Last Wednesday, the Executive Council voted unanimously in favor of granting Bird a pardon hearing regarding his conviction on criminal threatening charges.

In 2006, Bird was arrested and charged with criminal threatening after a woman accused him of threatening her with a gun to get off his property, though Bird's wife Virginia Bird said the women became belligerent and refused to leave their property. She said her husband took the gun out to check the safety before going inside to call police.

The case reached the New Hampshire Supreme Court, which issued a ruling on Oct. 27, 2010 upholding Bird's conviction. Bird surrendered to authorities on Nov. 17, 2010 to serve a minimum of three-years in state prison but was later transferred to the Carroll County Jail.

Friends, family, and members of the community have rallied behind Bird and petitioned Gov. John Lynch and the Executive Council to grant him a pardon.

On Jan. 13, the 367-page pardon petition was sent from the Attorney General's Office to the Governor and Council for their meeting.

At the Jan. 19 meeting, Executive Councilor Ray Burton made the motion to have a pardon hearing, a motion seconded by Executive Councilor David Wheeler that was approved unanimously.
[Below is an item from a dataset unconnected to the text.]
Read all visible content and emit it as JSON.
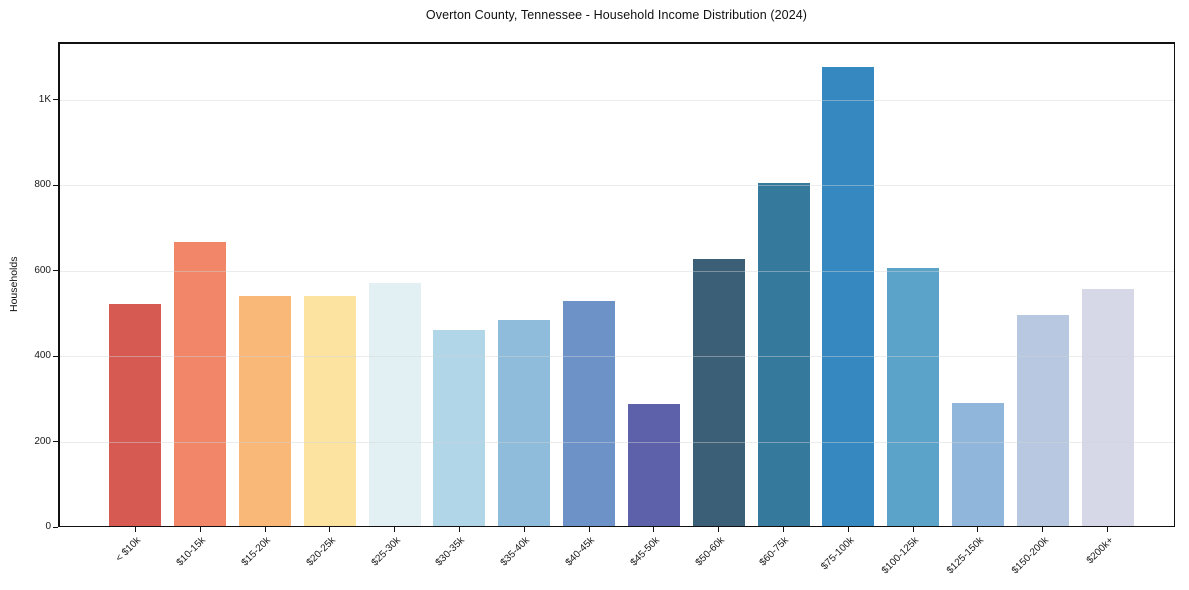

Burton said the hearing is intended to hear facts from various points of view and is not a retrial. Burton said out of the 33 years he has served on the Executive Council, hearings of this nature are rare.

"This whole matter was outside the box and maybe the penalty was too harsh as applied by the judge," Burton said, adding that he will welcome any presented viewpoint.

Virginia Bird was also present at the meeting with numerous supporters and said this was the first time she has been to an Executive Council meeting and was appreciative of being shown the process.

"I think it's unbelievable," Virginia Bird said. "I just find it amazing that everything is still open to us, it's an education. It's an open government, that's just what I really appreciate very much."

The hearing has been scheduled for Feb. 1 from 1 p.m. to 3 p.m. in Council chambers at the Statehouse. Burton said Gov. Lynch will be the presiding officer of the hearing with the Council running the scheduled two-hour meeting. Burton said, while it is possible a vote could be taken that day, it is likely the Governor and Council will need time to process the information before making a decision.

"I do believe that it is in fairness to everyone involved that the Governor and Council should act upon this and not let it hang twisting in the wind," Burton said. "I think plenty of input has come in and it's time for the Governor and Council to act one way or another."